“May you live long enough to have the plants you permitted be replaced by other plants you permitted,” said Robert Schulte, Principal at Schulte Associates, at a session about bringing energy storage to market at PGI 2016 in Orlando.
It was a funny statement, and the room laughed. But underlying such a statement is a real truth. The power generation industry is changing, and with that evolution comes a host of new technologies—some of them disruptive—that must be integrated into the existing landscape.
Chaired by Edison Electric Institute’s Dr. Lola Infante, Wednesday morning’s session included presentations by not just Schulte, but also Dale Bradshaw, CEO/Consultant to NRECA and CEATI, Electrivation; Andrea Romano, Managing Consultant , Navigant Research; and Mark Higgins, Assistant Director, Technical & Project Management Division, Loan Guarantee Program, U.S. Department of Energy.
While the session orbited around the topic of energy storage, it also addressed multiple ancillary technologies and industries which inform energy storage’s place in the industry.
Bradshaw began the morning with a broad survey of available energy storage technologies, describing technical specifications (cycle capacities, required capital investment per kilowatt-hour, and depth of discharge capabilities) of multiple energy storage technologies from conventional lithium-ion batteries and EOS’s Znyth hybrid cathode batteries, to compressed air energy storage and underground pumped hydroelectric storage. Renewable energy will “tear up” existing fleets without fast-response power generation, Bradshaw said, adding that because energy storage can respond in seconds, it will be instrumental in maintaining existing fossil fleets. He went on to say that the energy storage industry was becoming overcrowded, because the market hasn’t “shaken out” yet, seeming to imply that competition in the field will consolidate the industry, creating winners and losers in the process.

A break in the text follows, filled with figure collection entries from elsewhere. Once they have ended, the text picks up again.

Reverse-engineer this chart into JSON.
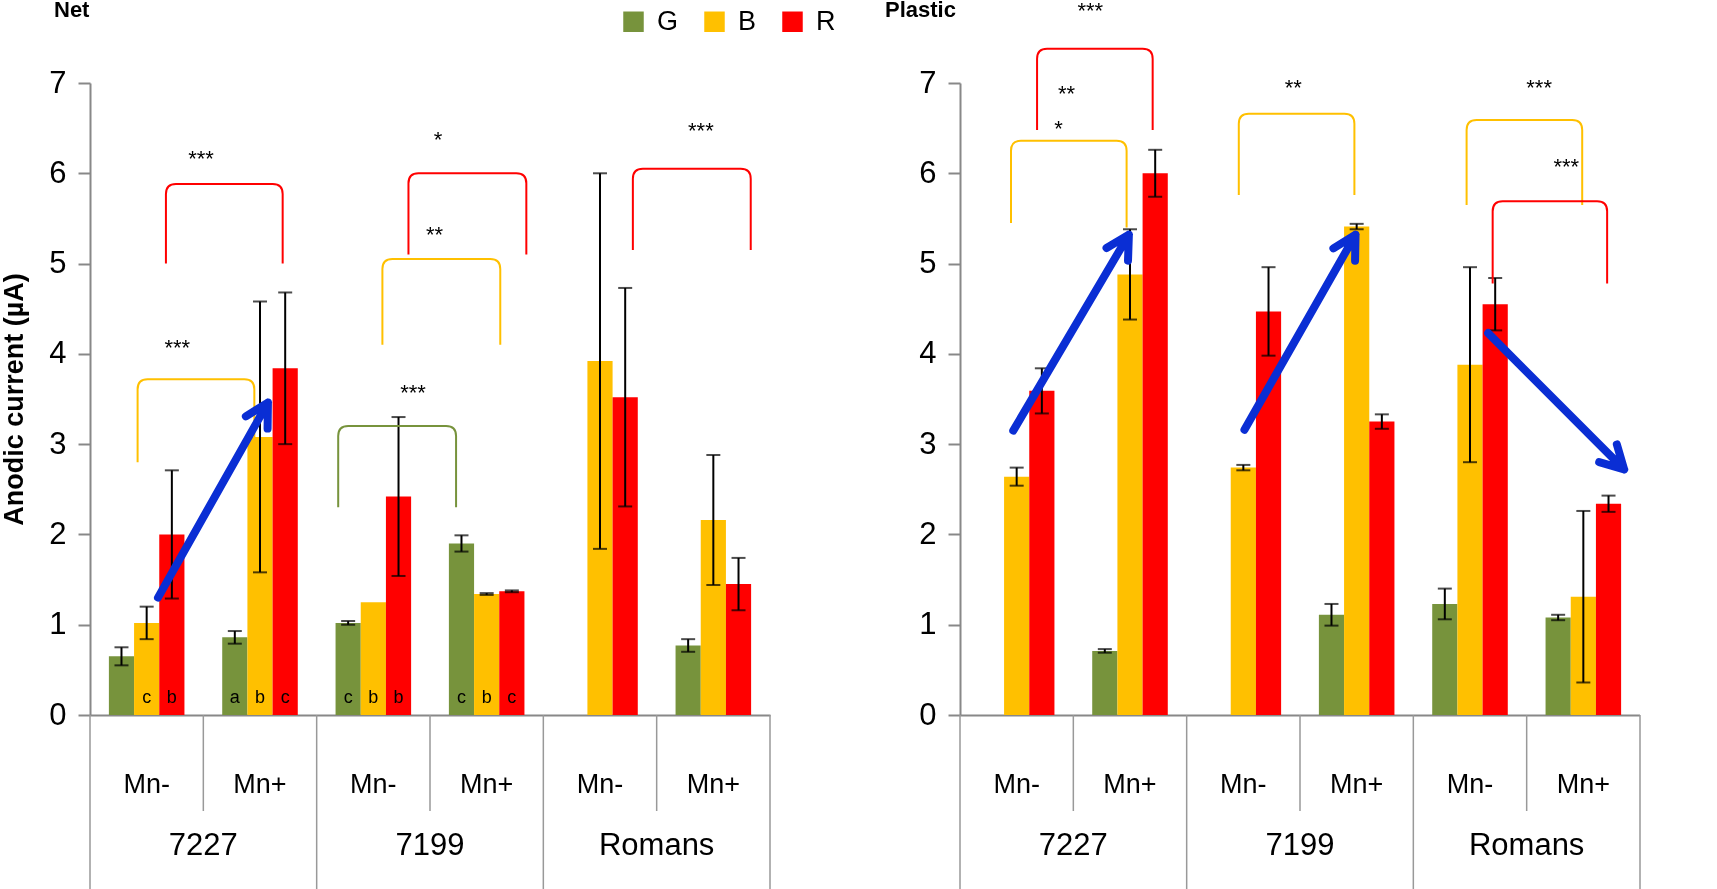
{
  "chart_data": [
    {
      "type": "bar",
      "title": "Net",
      "ylabel": "Anodic current (µA)",
      "categories": [
        "Mn-",
        "Mn+",
        "Mn-",
        "Mn+",
        "Mn-",
        "Mn+"
      ],
      "series": [
        {
          "name": "G",
          "color": "#77933c",
          "values": [
            0.65,
            0.86,
            1.02,
            1.9,
            null,
            0.77
          ],
          "errors": [
            0.1,
            0.07,
            0.02,
            0.09,
            null,
            0.07
          ],
          "value_labels": [
            null,
            "a",
            "c",
            "c",
            null,
            null
          ]
        },
        {
          "name": "B",
          "color": "#ffc000",
          "values": [
            1.02,
            3.08,
            1.25,
            1.34,
            3.92,
            2.16
          ],
          "errors": [
            0.18,
            1.5,
            null,
            0.01,
            2.08,
            0.72
          ],
          "value_labels": [
            "c",
            "b",
            "b",
            "b",
            null,
            null
          ]
        },
        {
          "name": "R",
          "color": "#ff0000",
          "values": [
            2.0,
            3.84,
            2.42,
            1.37,
            3.52,
            1.45
          ],
          "errors": [
            0.71,
            0.84,
            0.88,
            0.01,
            1.21,
            0.29
          ],
          "value_labels": [
            "b",
            "c",
            "b",
            "c",
            null,
            null
          ]
        }
      ],
      "ylim": [
        0,
        7
      ],
      "yticks": [
        0,
        1,
        2,
        3,
        4,
        5,
        6,
        7
      ],
      "legend": "top right",
      "annotations": [
        "***",
        "***",
        "***",
        "**",
        "*",
        "***",
        "7227",
        "7199",
        "Romans"
      ]
    },
    {
      "type": "bar",
      "title": "Plastic",
      "categories": [
        "Mn-",
        "Mn+",
        "Mn-",
        "Mn+",
        "Mn-",
        "Mn+"
      ],
      "series": [
        {
          "color": "#77933c",
          "values": [
            null,
            0.71,
            null,
            1.11,
            1.23,
            1.08
          ],
          "errors": [
            null,
            0.02,
            null,
            0.12,
            0.17,
            0.03
          ]
        },
        {
          "color": "#ffc000",
          "values": [
            2.64,
            4.88,
            2.74,
            5.41,
            3.88,
            1.31
          ],
          "errors": [
            0.1,
            0.5,
            0.03,
            0.03,
            1.08,
            0.95
          ]
        },
        {
          "color": "#ff0000",
          "values": [
            3.59,
            6.0,
            4.47,
            3.25,
            4.55,
            2.34
          ],
          "errors": [
            0.25,
            0.26,
            0.49,
            0.08,
            0.29,
            0.09
          ]
        }
      ],
      "ylim": [
        0,
        7
      ],
      "yticks": [
        0,
        1,
        2,
        3,
        4,
        5,
        6,
        7
      ],
      "annotations": [
        "***",
        "**",
        "*",
        "**",
        "***",
        "***",
        "7227",
        "7199",
        "Romans"
      ]
    }
  ]
}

For his part, Schulte discussed the relative merits of multiple energy storage projects across the industry—among them CAES and pumped storage projects—as well as their performance in the field and marketplace. Grid-level energy storage increases integration of renewables, he noted, while also reducing the cycling of fossil plants. He added that energy storage also reduces constraints on transmission and delivery infrastructure across the industry. Grid-level storage proves more difficult to monetize in RTOs and ISOs, he said, and there is need for new markets and tariffs to improve this situation. As things now stand, he explained, there is the potential for “free riders” who benefit from energy storage while bearing no obligation to pay for it. Energy storage needs to have its own regulatory category, he continued, one that recognizes energy storage can serve multiple roles in the industry. “Traditional regulation is trying to drive a round peg into a square hole,” he concluded, and energy storage installations are not being properly compensated.
Harmonizing with Schulte, Romano noted that power generation is changing, adding that energy storage “is the crux” of this evolution. Storage costs have dropped by up to 60 percent in the last two years, she said. Concluding her presentation, she discussed the fundamental role that energy storage plays in virtual power plants.
While not addressing energy storage directly, Higgins spoke about the Loan Guarantee Program of the U.S. Department of Energy, which impacts renewable power generation and, by extension, the development of energy storage. Energy storage qualifies for funding under both renewable and fossil energy loan programs, he said. The loan program office is a high-risk organization, he added. The Title XVII loan guarantee program bridges a financial gap in the power industry, providing funding for first-of-their-kind energy technologies which are too new in the industry to have histories of loan payback, and so are neglected by commercial lending institutions. Citing the historical case of utility-scale photovoltaic (PV) solar projects, he noted that in 2010 the loan program underwrote loans for five such projects, when other lenders would not. In 2016, he said, there are now 45 privately-financed PV projects. Amazingly, he added, the program has experienced only a 2 percent loss. Higgins concluded by enumerating the four eligibility requirements that projects must meet to qualify for loans from the program. They must utilize new or significantly improved technologies that have not been deployed in the United States more than three times in the last five years. Projects must also avoid, reduce, or sequester greenhouse gases. Finally, he said, they must be located in the United States and have a reasonable prospect of repayment.